Use Your Vision as a Filter
Perfectionists often believe that everything has to be done at the highest standard. But let’s be honest: In academic life there are many things where "done is good enough." I’ll even go a step further and suggest that the majority of perfectionist clients I work with are doing a whole bunch of work that doesn’t need to be done at all. The challenge is to develop a filter that can reliably and consistently help you to vary your standards in a conscious and intentional way by determining which activities need to be done at a high standard, which activities need to just get done, and which activities you can let go of entirely without any consequences.
When you’re clear about your vision, you can use it as a filter to vary your standards. This requires you to develop the mental habit of running your activities through your vision filter. For example, I get a huge number of requests to sit on dissertation committees, review journal submissions, and sit on various editorial and advisory boards. I run each request through my filter and ask: Will this bring me closer to my vision? The vast majority of the time, the answer is a quick and easy "no" –- and that’s the beauty of a filter. It’s also the case that a vision filter is a great tool for shaping my daily activities. Some work (like writing and course development) bring me closer to my vision so I consciously choose to spend time on them. Other types of activities take me away from my vision (like bookkeeping) and while they are necessary for my organization to keep functioning, somebody else can do them so I delegate them to other people.
Use Your Vision as the Measuring Stick
We all know intellectually that comparing ourselves to others tends to produce negative feelings. For perfectionists this is especially the case because we often choose reference groups for comparison that aren’t appropriate and guarantee feelings of failure (the most successful person in your field, a peer who doesn’t have the childcare responsibilities you do, or someone at a different type of institution, which has significantly greater resources to support their work). No matter how dangerous we know comparison is, it’s very hard to avoid because we all want to locate ourselves on the continuum of progress and the easiest way to do so is to compare ourselves to others.

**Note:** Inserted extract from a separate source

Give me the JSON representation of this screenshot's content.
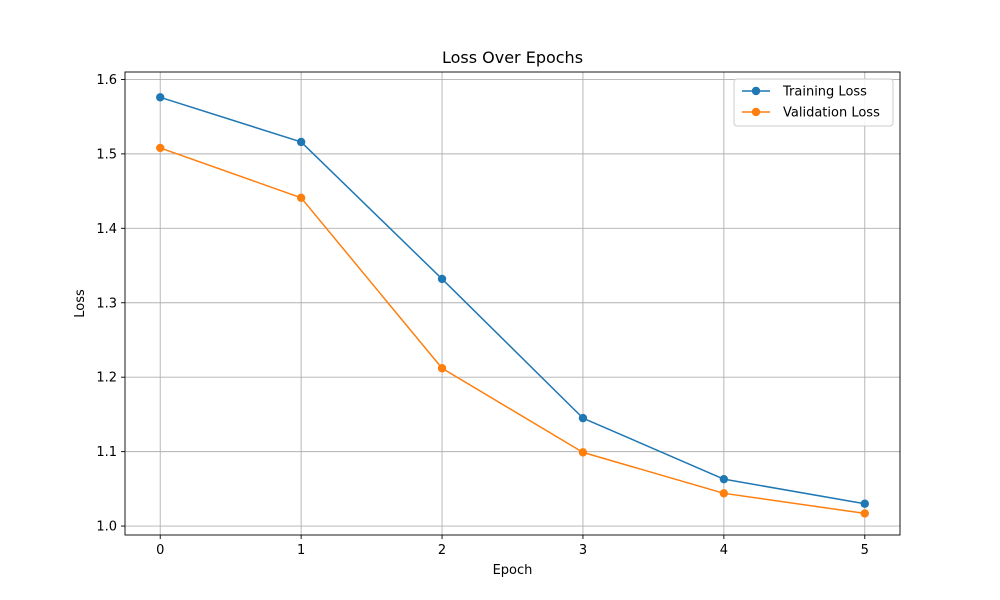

Having a clear vision enables you to stop comparing yourself to others to see if you measure up. Instead you use your vision as your measuring stick. That shifts the inner conversation from "how do I stack up next to _________ [fill in inappropriate comparison person]?" to "how far have I moved toward living my vision?" It's a seismic internal shift to move from a self-evaluation that is contingent upon comparing yourself to others, to an assessment of how close or far you are from the vision of your work that YOU desire.
Ultimately, overcoming perfectionism requires you to clarify your vision, use it as a filter for varying your standards, and shift your approach around self-worth from negative comparison to others to a personal assessment of your proximity to your vision. While incredibly difficult work, it’s the one thing that will move you from misery of perfectionism to a truly empowered stance in the academy.